Looking back at the last couple years for Alan, I see a whole bunch of accomplishments and disappointments. From my vantage, I saw good grades, good friends, keeping appointments, and a strong effort to do the good thing. I also saw difficulty keeping on top of responsibilities, trouble sticking with a job, and too many times saying "f--- it," which inevitably led to trouble -- my bike getting stolen, an OWI mostly from being a smartass to a park ranger, blacking out in a stairwell. His life was a lot of ups and downs, but there were so many ups, and I was so proud of him.

He didn't see things like that. Those accomplishments didn't matter. His experience was that of a burden constantly being on him. The oppressive feeling of responsibility when you don't think you are going to live up to expectation and the fog of melancholy were always there. When he did well, or when he was having a good time, he truly did seem to feel good. It just didn't last; it always faded back into the fog.
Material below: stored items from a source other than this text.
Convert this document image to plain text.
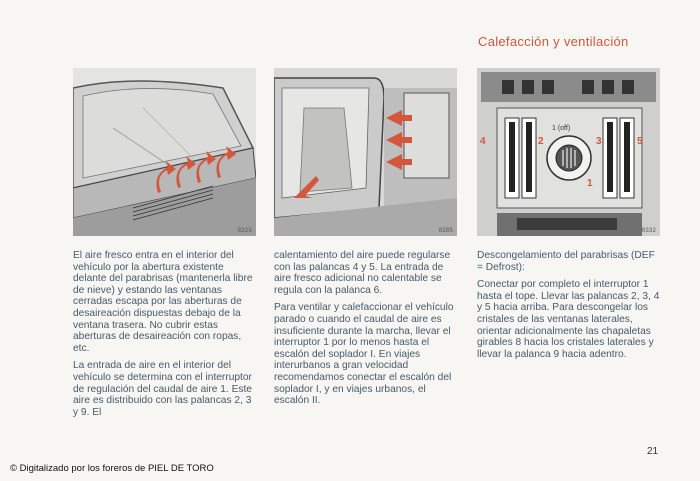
Calefacción y ventilación
8225	8285
4	2	3	5
1
1 (off)
8332

El aire fresco entra en el interior del vehículo por la abertura existente delante del parabrisas (mantenerla libre de nieve) y estando las ventanas cerradas escapa por las aberturas de desaireación dispuestas debajo de la ventana trasera. No cubrir estas aberturas de desaireación con ropas, etc.

La entrada de aire en el interior del vehículo se determina con el interruptor de regulación del caudal de aire 1. Este aire es distribuido con las palancas 2, 3 y 9. El

calentamiento del aire puede regularse con las palancas 4 y 5. La entrada de aire fresco adicional no calentable se regula con la palanca 6.

Para ventilar y calefaccionar el vehículo parado o cuando el caudal de aire es insuficiente durante la marcha, llevar el interruptor 1 por lo menos hasta el escalón del soplador I. En viajes interurbanos a gran velocidad recomendamos conectar el escalón del soplador I, y en viajes urbanos, el escalón II.

Descongelamiento del parabrisas (DEF = Defrost):

Conectar por completo el interruptor 1 hasta el tope. Llevar las palancas 2, 3, 4 y 5 hacia arriba. Para descongelar los cristales de las ventanas laterales, orientar adicionalmente las chapaletas girables 8 hacia los cristales laterales y llevar la palanca 9 hacia adentro.

21
© Digitalizado por los foreros de PIEL DE TORO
He must have felt like he was constantly hitting rock bottom, and when he hit its surface, it would shatter, revealing an even deeper chasm in which to fall. This summer, I thought he had reached the bottom. After his OWI, Mom and Dad briefly moved him into an apartment closer to downtown so he didn't have to find a way to get downtown without a car. I checked on him regularly, but his sleeping schedule was way off, and it was hard. He had quit his job and was looking for work. He was focusing on substance counseling, and we were working on getting him to get mood treatment as well.

One evening, I took him out to dinner, and we listened to his music in the car. I had introduced him to Schubert's Death and the Maiden quartet, and he had put it on his phone. He thanked me for showing him the piece.



He had also discovered Mingus and Moanin'.


I think he said that Jordan had played it for him in New York. I can't imagine he had never heard it before given how many times Uncle Steve and I played and talked jazz with him, but this was an epiphany for him. It spoke to him.

I remember thinking that these two pieces were the sounds of his rock bottom. I thought he had nowhere to go but up, and he seemed to be looking that way. I had no idea how much further he would fall.

1 comment:

  1. Alan tried very, very hard to do his best even when his crippling illness deprived him of carrying on the little chores of daily life without feeling hopeless.He studied hard and tried to work. He delivered sandwiches on a bicycle in blizzard conditions on because he wanted to feel he accomplished something. Even when he could not concentrate because melancholy fogged his brain, he worked so hard to get excellent grades. When he started to have dreams and hopes of going back to New York to work with Isaac, I started having dreams and hopes for him. Darkest karma was always around him because he wanted to help someone worse off than himself, which would pull him away and down. A beautiful, gifted child was consumed by this terrible illness, an illness for which there still is no cure. I miss him with a broken heart.